Nouvelle...

L’aube…épilogue

La tempête s’était calmée et les nuages blancs tout ronds vagabondaient dans un ciel délavé. Tous les moments de cette nuit lui revenaient, il avait du mal à se concentrer sur le roman qu’il était en train d’écrire, il l’attendait.
Impossible de se concentrer sur une  intrigue quand on est soi-même le protagoniste d’un scénario romanesque. Il l’attendait, mais elle ne vint pas, il était seul au
rendez-vous qu’il s’était fixé.Comment supporter son absence, comment échapper à ces mots prononcés, à ces phrases musicales, à ces gestes d’accord ?
Il se glissa devant son clavier avec la volonté de lui faire cracher tout ce qu’il avait envie d’exprimer.
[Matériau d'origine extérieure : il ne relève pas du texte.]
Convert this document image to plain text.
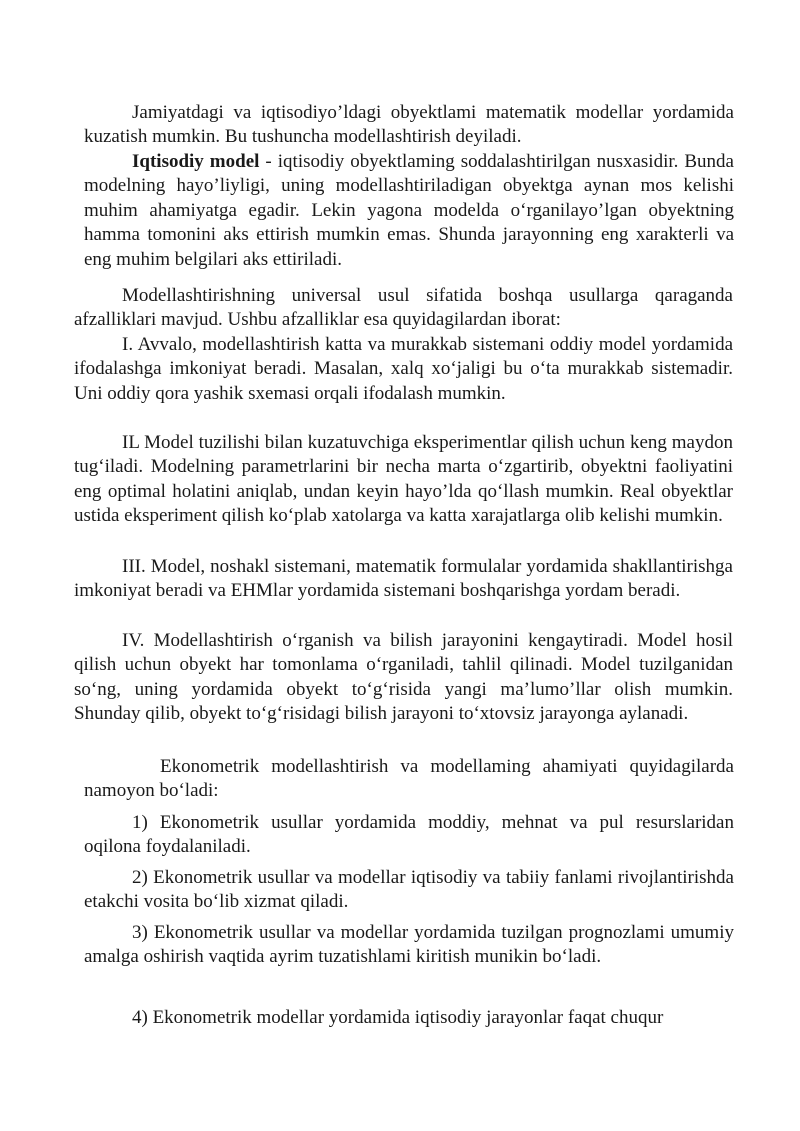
Jamiyatdagi va iqtisodiyo’ldagi obyektlami matematik modellar yordamida kuzatish mumkin. Bu tushuncha modellashtirish deyiladi.

Iqtisodiy model - iqtisodiy obyektlaming soddalashtirilgan nusxasidir. Bunda modelning hayo’liyligi, uning modellashtiriladigan obyektga aynan mos kelishi muhim ahamiyatga egadir. Lekin yagona modelda o‘rganilayo’lgan obyektning hamma tomonini aks ettirish mumkin emas. Shunda jarayonning eng xarakterli va eng muhim belgilari aks ettiriladi.

Modellashtirishning universal usul sifatida boshqa usullarga qaraganda afzalliklari mavjud. Ushbu afzalliklar esa quyidagilardan iborat:

I. Avvalo, modellashtirish katta va murakkab sistemani oddiy model yordamida ifodalashga imkoniyat beradi. Masalan, xalq xo‘jaligi bu o‘ta murakkab sistemadir. Uni oddiy qora yashik sxemasi orqali ifodalash mumkin.

IL Model tuzilishi bilan kuzatuvchiga eksperimentlar qilish uchun keng maydon tug‘iladi. Modelning parametrlarini bir necha marta o‘zgartirib, obyektni faoliyatini eng optimal holatini aniqlab, undan keyin hayo’lda qo‘llash mumkin. Real obyektlar ustida eksperiment qilish ko‘plab xatolarga va katta xarajatlarga olib kelishi mumkin.

III. Model, noshakl sistemani, matematik formulalar yordamida shakllantirishga imkoniyat beradi va EHMlar yordamida sistemani boshqarishga yordam beradi.

IV. Modellashtirish o‘rganish va bilish jarayonini kengaytiradi. Model hosil qilish uchun obyekt har tomonlama o‘rganiladi, tahlil qilinadi. Model tuzilganidan so‘ng, uning yordamida obyekt to‘g‘risida yangi ma’lumo’llar olish mumkin. Shunday qilib, obyekt to‘g‘risidagi bilish jarayoni to‘xtovsiz jarayonga aylanadi.

Ekonometrik modellashtirish va modellaming ahamiyati quyidagilarda namoyon bo‘ladi:

1) Ekonometrik usullar yordamida moddiy, mehnat va pul resurslaridan oqilona foydalaniladi.

2) Ekonometrik usullar va modellar iqtisodiy va tabiiy fanlami rivojlantirishda etakchi vosita bo‘lib xizmat qiladi.

3) Ekonometrik usullar va modellar yordamida tuzilgan prognozlami umumiy amalga oshirish vaqtida ayrim tuzatishlami kiritish munikin bo‘ladi.

4) Ekonometrik modellar yordamida iqtisodiy jarayonlar faqat chuqur
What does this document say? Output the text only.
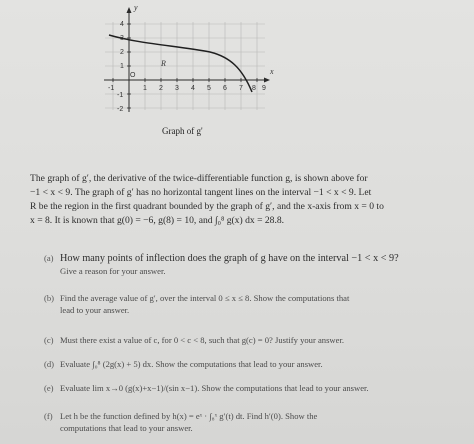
y
x
R
4
3
2
1
-1
-2
-1
O
1 2 3 4 5 6 7 8 9
Graph of g'
The graph of g′, the derivative of the twice-differentiable function g, is shown above for
−1 < x < 9. The graph of g′ has no horizontal tangent lines on the interval −1 < x < 9. Let
R be the region in the first quadrant bounded by the graph of g′, and the x-axis from x = 0 to
x = 8. It is known that g(0) = −6, g(8) = 10, and ∫₀⁸ g(x) dx = 28.8.
(a) How many points of inflection does the graph of g have on the interval −1 < x < 9?
Give a reason for your answer.
(b) Find the average value of g′, over the interval 0 ≤ x ≤ 8. Show the computations that
lead to your answer.
(c) Must there exist a value of c, for 0 < c < 8, such that g(c) = 0? Justify your answer.
(d) Evaluate ∫₀⁸ (2g(x) + 5) dx. Show the computations that lead to your answer.
(e) Evaluate lim x→0 (g(x)+x−1)/(sin x−1). Show the computations that lead to your answer.
(f) Let h be the function defined by h(x) = eˣ · ∫₈ˣ g′(t) dt. Find h′(0). Show the
computations that lead to your answer.
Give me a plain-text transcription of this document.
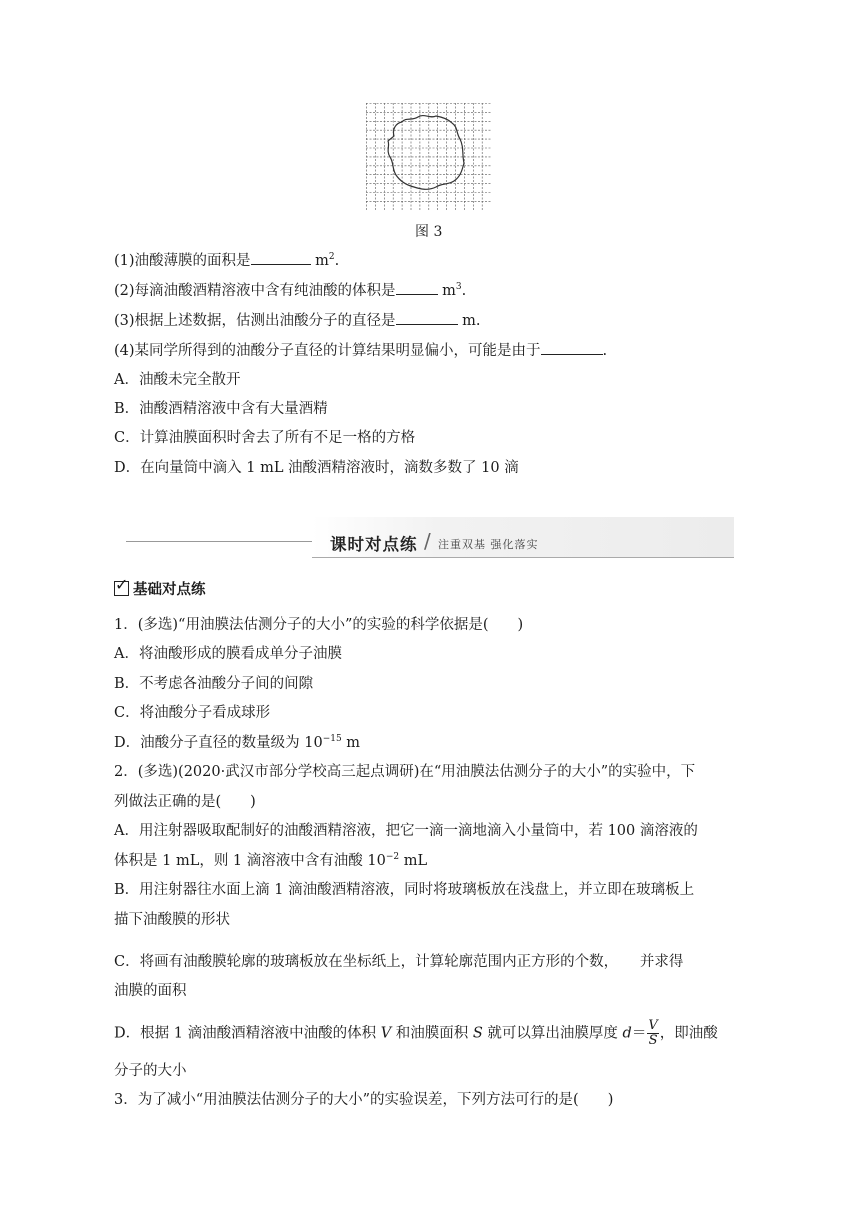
图 3
(1)油酸薄膜的面积是	$m^2$.
(2)每滴油酸酒精溶液中含有纯油酸的体积是	$m^3$.
(3)根据上述数据，估测出油酸分子的直径是	m.
(4)某同学所得到的油酸分子直径的计算结果明显偏小，可能是由于	.
A．油酸未完全散开
B．油酸酒精溶液中含有大量酒精
C．计算油膜面积时舍去了所有不足一格的方格
D．在向量筒中滴入 1 mL 油酸酒精溶液时，滴数多数了 10 滴
课时对点练 / 注重双基 强化落实
✓ 基础对点练
1．(多选)“用油膜法估测分子的大小”的实验的科学依据是(　　)
A．将油酸形成的膜看成单分子油膜
B．不考虑各油酸分子间的间隙
C．将油酸分子看成球形
D．油酸分子直径的数量级为 $10^{-15}$ m
2．(多选)(2020·武汉市部分学校高三起点调研)在“用油膜法估测分子的大小”的实验中，下
列做法正确的是(　　)
A．用注射器吸取配制好的油酸酒精溶液，把它一滴一滴地滴入小量筒中，若 100 滴溶液的
体积是 1 mL，则 1 滴溶液中含有油酸 $10^{-2}$ mL
B．用注射器往水面上滴 1 滴油酸酒精溶液，同时将玻璃板放在浅盘上，并立即在玻璃板上
描下油酸膜的形状
C．将画有油酸膜轮廓的玻璃板放在坐标纸上，计算轮廓范围内正方形的个数，　　并求得
油膜的面积
D．根据 1 滴油酸酒精溶液中油酸的体积 V 和油膜面积 S 就可以算出油膜厚度 $d= \frac{V}{S}$ ，即油酸
分子的大小
3．为了减小“用油膜法估测分子的大小”的实验误差，下列方法可行的是(　　)
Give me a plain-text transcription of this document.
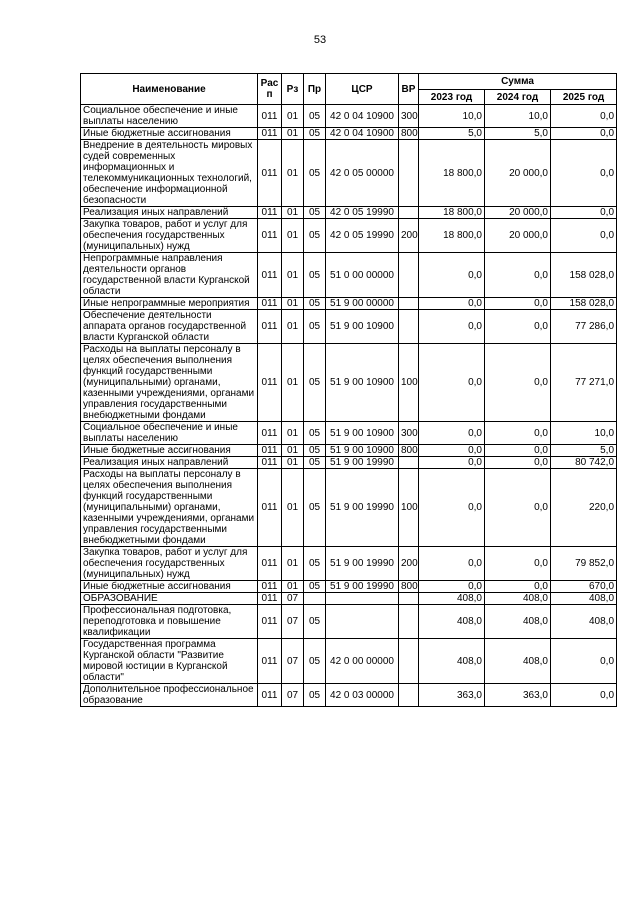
53
Наименование	Рас п	Рз	Пр	ЦСР	ВР	Сумма		
						2023 год	2024 год	2025 год
Социальное обеспечение и иные выплаты населению	011	01	05	42 0 04 10900	300	10,0	10,0	0,0
Иные бюджетные ассигнования	011	01	05	42 0 04 10900	800	5,0	5,0	0,0
Внедрение в деятельность мировых судей современных информационных и телекоммуникационных технологий, обеспечение информационной безопасности	011	01	05	42 0 05 00000		18 800,0	20 000,0	0,0
Реализация иных направлений	011	01	05	42 0 05 19990		18 800,0	20 000,0	0,0
Закупка товаров, работ и услуг для обеспечения государственных (муниципальных) нужд	011	01	05	42 0 05 19990	200	18 800,0	20 000,0	0,0
Непрограммные направления деятельности органов государственной власти Курганской области	011	01	05	51 0 00 00000		0,0	0,0	158 028,0
Иные непрограммные мероприятия	011	01	05	51 9 00 00000		0,0	0,0	158 028,0
Обеспечение деятельности аппарата органов государственной власти Курганской области	011	01	05	51 9 00 10900		0,0	0,0	77 286,0
Расходы на выплаты персоналу в целях обеспечения выполнения функций государственными (муниципальными) органами, казенными учреждениями, органами управления государственными внебюджетными фондами	011	01	05	51 9 00 10900	100	0,0	0,0	77 271,0
Социальное обеспечение и иные выплаты населению	011	01	05	51 9 00 10900	300	0,0	0,0	10,0
Иные бюджетные ассигнования	011	01	05	51 9 00 10900	800	0,0	0,0	5,0
Реализация иных направлений	011	01	05	51 9 00 19990		0,0	0,0	80 742,0
Расходы на выплаты персоналу в целях обеспечения выполнения функций государственными (муниципальными) органами, казенными учреждениями, органами управления государственными внебюджетными фондами	011	01	05	51 9 00 19990	100	0,0	0,0	220,0
Закупка товаров, работ и услуг для обеспечения государственных (муниципальных) нужд	011	01	05	51 9 00 19990	200	0,0	0,0	79 852,0
Иные бюджетные ассигнования	011	01	05	51 9 00 19990	800	0,0	0,0	670,0
ОБРАЗОВАНИЕ	011	07				408,0	408,0	408,0
Профессиональная подготовка, переподготовка и повышение квалификации	011	07	05			408,0	408,0	408,0
Государственная программа Курганской области "Развитие мировой юстиции в Курганской области"	011	07	05	42 0 00 00000		408,0	408,0	0,0
Дополнительное профессиональное образование	011	07	05	42 0 03 00000		363,0	363,0	0,0
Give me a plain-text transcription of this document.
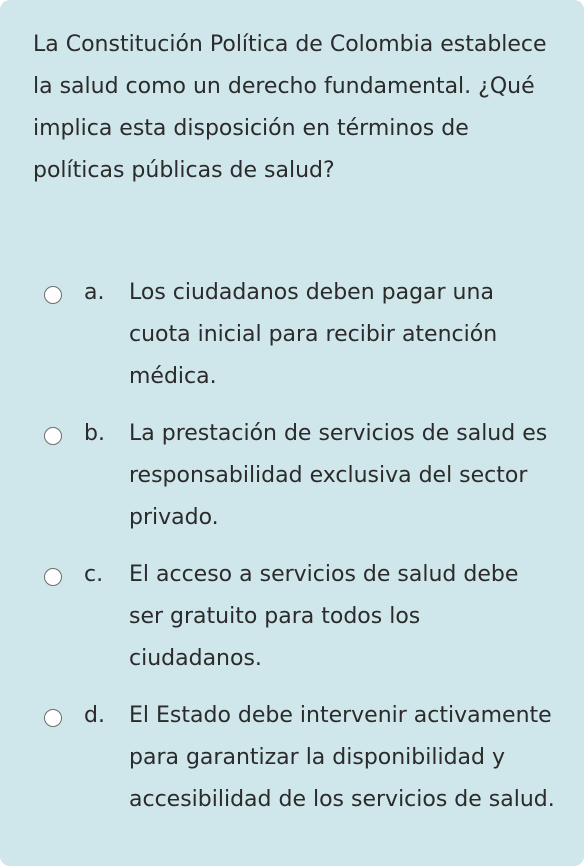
La Constitución Política de Colombia establece la salud como un derecho fundamental. ¿Qué implica esta disposición en términos de políticas públicas de salud?

a. Los ciudadanos deben pagar una cuota inicial para recibir atención médica.
b. La prestación de servicios de salud es responsabilidad exclusiva del sector privado.
c. El acceso a servicios de salud debe ser gratuito para todos los ciudadanos.
d. El Estado debe intervenir activamente para garantizar la disponibilidad y accesibilidad de los servicios de salud.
La nuit était tombée et P…pianotait toujours, une folle excitation s’était emparée de lui. C’était comme une course qu’il devait gagner pour son éditeur et pour Elle.
Il n’avait cessé de penser à elle. Au bout de sept jours de travail acharné il termina son roman et reprit la route vers Paris, il pensait à elle, ses nuits étaient peuplées de rêves lancinants et humides.Elle aussi pensait à lui, mais elle ne se sentait pas prête de le revoir après cette nuit. Elle était retournée à Paris. Ils s’étaient dit trop de choses importantes, trop d’aveux pour prendre le risque d’abîmer un tel souvenir.
Elle lui envoya une courte lettre pour lui expliquer et lui demanda de la garder dans un coin de sa mémoire comme une compagne de tempête. Au dos de l’enveloppe à la hâte elle griffonna ces mots:    Ne me détestez pas .
Cela faisait plus de quatre mois écoulés depuis cette soirée, maintes fois elle s’était attardée sur leur rencontre, sur les heures qu’ils avaient partagées et maintes fois elle s’en était voulue d’avoir fui.
Qu’avait-elle redouté au juste ? D’être déçue par son apparence ou son attitude ? De le décevoir ? D’affronter son regard après s’être tant dévoilée ?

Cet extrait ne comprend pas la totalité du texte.